I agree with Chelle D and itgetsbetter about the level of stress and emotion in your life right now, Mother of three. There's been so many new things in your life recently that it would be hard for anyone to manage that well, let alone someone who is 7 months pregnant with twins!

Marriage and parenting can be challenging in the best of circumstances, and you are being faced with a lot of complicated factors. In working with Focus on the Family, I have come across a lot of helpful information online that you might want to check out. There's some articles here and here that might interest you.

Hang in there, Mother of three. I know things are tough right now, but I think it's great that you are reaching out to others for encouragement and help. My prayers are with you!


----------



## SunnyT (Jun 22, 2011)

How old are his kids? How can they treat your daughter badly....she's only 9 months old? 

Realize that some of it you bring on yourself. 

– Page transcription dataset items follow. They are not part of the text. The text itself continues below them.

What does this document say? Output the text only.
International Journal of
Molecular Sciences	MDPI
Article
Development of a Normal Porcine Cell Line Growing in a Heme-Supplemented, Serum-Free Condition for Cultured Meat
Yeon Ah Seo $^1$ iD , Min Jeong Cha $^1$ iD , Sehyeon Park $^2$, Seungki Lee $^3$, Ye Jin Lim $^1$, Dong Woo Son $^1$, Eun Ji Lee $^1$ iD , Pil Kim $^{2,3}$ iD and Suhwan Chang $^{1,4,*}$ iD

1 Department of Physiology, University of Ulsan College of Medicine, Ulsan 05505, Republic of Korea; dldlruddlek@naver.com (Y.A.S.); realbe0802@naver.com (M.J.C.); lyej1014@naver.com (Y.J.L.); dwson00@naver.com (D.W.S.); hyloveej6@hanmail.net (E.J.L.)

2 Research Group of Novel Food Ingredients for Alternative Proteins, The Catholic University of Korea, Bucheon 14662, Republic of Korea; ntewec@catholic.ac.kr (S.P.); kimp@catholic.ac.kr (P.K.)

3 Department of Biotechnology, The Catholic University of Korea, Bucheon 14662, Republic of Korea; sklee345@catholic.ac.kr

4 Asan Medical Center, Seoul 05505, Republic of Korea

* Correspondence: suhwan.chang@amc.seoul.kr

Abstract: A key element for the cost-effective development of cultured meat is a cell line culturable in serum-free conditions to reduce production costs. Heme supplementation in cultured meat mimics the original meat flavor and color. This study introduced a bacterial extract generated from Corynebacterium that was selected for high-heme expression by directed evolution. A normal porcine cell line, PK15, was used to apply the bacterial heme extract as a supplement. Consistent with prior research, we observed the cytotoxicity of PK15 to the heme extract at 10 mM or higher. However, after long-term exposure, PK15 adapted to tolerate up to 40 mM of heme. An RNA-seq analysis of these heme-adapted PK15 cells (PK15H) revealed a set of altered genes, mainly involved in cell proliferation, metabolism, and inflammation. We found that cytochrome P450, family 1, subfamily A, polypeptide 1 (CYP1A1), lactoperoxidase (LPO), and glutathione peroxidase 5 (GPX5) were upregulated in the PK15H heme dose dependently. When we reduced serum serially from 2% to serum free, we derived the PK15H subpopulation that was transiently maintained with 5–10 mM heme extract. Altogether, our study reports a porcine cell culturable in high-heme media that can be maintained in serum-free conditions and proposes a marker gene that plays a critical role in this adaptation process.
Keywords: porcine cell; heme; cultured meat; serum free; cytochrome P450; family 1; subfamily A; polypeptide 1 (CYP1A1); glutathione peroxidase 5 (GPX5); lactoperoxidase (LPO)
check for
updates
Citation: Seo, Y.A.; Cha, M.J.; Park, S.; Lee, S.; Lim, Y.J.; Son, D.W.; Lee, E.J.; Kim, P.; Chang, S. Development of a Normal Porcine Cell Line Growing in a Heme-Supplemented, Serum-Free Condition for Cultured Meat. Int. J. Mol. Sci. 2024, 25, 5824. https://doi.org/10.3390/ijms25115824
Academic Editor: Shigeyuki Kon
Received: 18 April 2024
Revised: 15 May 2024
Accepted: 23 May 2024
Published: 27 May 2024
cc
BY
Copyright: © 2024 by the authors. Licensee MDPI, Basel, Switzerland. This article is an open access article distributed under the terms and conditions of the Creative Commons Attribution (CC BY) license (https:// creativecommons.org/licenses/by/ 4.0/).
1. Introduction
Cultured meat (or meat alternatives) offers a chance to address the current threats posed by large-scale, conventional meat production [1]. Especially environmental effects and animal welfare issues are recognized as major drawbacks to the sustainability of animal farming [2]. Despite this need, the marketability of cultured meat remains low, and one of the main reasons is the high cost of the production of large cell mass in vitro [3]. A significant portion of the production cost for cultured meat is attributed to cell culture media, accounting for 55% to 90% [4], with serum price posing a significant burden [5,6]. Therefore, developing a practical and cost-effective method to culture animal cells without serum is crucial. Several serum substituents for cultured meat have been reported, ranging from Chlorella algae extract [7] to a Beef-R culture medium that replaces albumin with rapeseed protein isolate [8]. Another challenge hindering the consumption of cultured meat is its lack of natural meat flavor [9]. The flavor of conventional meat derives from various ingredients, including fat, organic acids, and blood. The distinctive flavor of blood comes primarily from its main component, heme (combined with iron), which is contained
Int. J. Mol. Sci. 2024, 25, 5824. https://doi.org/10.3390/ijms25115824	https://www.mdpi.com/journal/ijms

1.Cleaning frenzies, for one. That is YOUR deal. Don't do it if you are going to gripe about it later. 

2. Crying uncontrollably.... (MOST men will think this is crazy, pregnant or not)... IF you really can't control your emotions, leave the room....why drag other people into it?

3. Start creating the home/family life that YOU want. Work with hubby to create Rules for Children.... ways that ALL children should act, and be accountable for. Using manners, picking up after themselves, not interrupting. Actions that you want to see in your own children too. House rules.

4. Take a nap every freakin chance you get... it's fixin to get crazier around there!


----------



## endlessgrief (Feb 19, 2012)

Mother of three said:


> Well my husband thinks I'm crazy when I start itching and can not stop because of dry skin. Or when I start go nuts on the cleaning. Or when I start crying uncontrollable.
> 
> My husband works from home. He owns his own web developing business. There really is no way to guage his stress level because he dosen't talk to me about it. The fact is he won't. Instead he will only drink about it.
> 
> ...


Was your husband just born yesterday? He could just a small amount of reading to find out that your behavior is very normal during pregnancy. You are nesting, your hormones are making you cry, your skin is dry and itchy because of all the stuff going on inside your body. I'd like to see how he would react to pregnancy. 

Oh, wait until he finds out about the hemmoriods! Is he gonna leave you then? Or God forbid your nipples will get huge to feed your children. OH NO! Men forget that our bodies are made for having and feeding children, NOT as toys for them to play with. He needs to be more understanding because I will bet that your stress level will decrease once he starts to understand and be there for you mentally and physically. 

Anyway, you are doing the hard work here, what does he have to complain about?


----------



## EleGirl (Dec 3, 2011)

Get some very good body lotion for the ichy skin. Also take bath with oil.. I use olive oil. Scrub your skin with a wash cloth in the bath to remove old, dry skin. This reduces the ichiness. Ask your hubby to help with scrubbing your back and other unreachable places.

Do you two have enough money to hire someone to come in and help with the cleaning? You are going to need the help over the next few months if your husband does start helping.


----------



## LemonLime (Mar 20, 2012)

The first year of marriage for us was partially spent raising our newborn and then the first year of raising a baby.... well, both of those things combined has been a huge stresser for us. You are going thru huge changes. I would suggest some counseling to sort thru things and work on some ways to stay connected.


----------



## PatriciaM (Mar 21, 2012)

Girl, run away from that man.
It's not a marriage. It's obvious slavery. And he gains the kids after all. Poor thing. 
___________
mp4 to mp3 converter


----------



## Mother of three (Mar 10, 2012)

All the suggestions that were given to has been very helpful. Thank you all so much.


----------



## sisters359 (Apr 9, 2009)

I'd get into counseling now, b/c this is a LOT for any relationship. 

He could be freaked out about all the additional responsibility and working so much b/c he's afraid he won't be able to provide. Good communication--with the help of a counselor if he's not good at communicating--could relieve some of that pressure.

The other thing is that the work of raising young ones is really boring to a lot of people, and he may be hiding in his work to avoid all that baby care and housework that few people actually like. That's not fair to you. But you need to lead him to counseling and to other ways of seeing how you can blend roles despite what he is assuming, whatever it is. 

He may also be regretting getting himself in this deep, adding 3 kids so quickly to what he already has. Again, communicating in a place where he feels safe admitting this--and working through it--is better by far than ignoring it. Good luck; you definitely have your hands full!


----------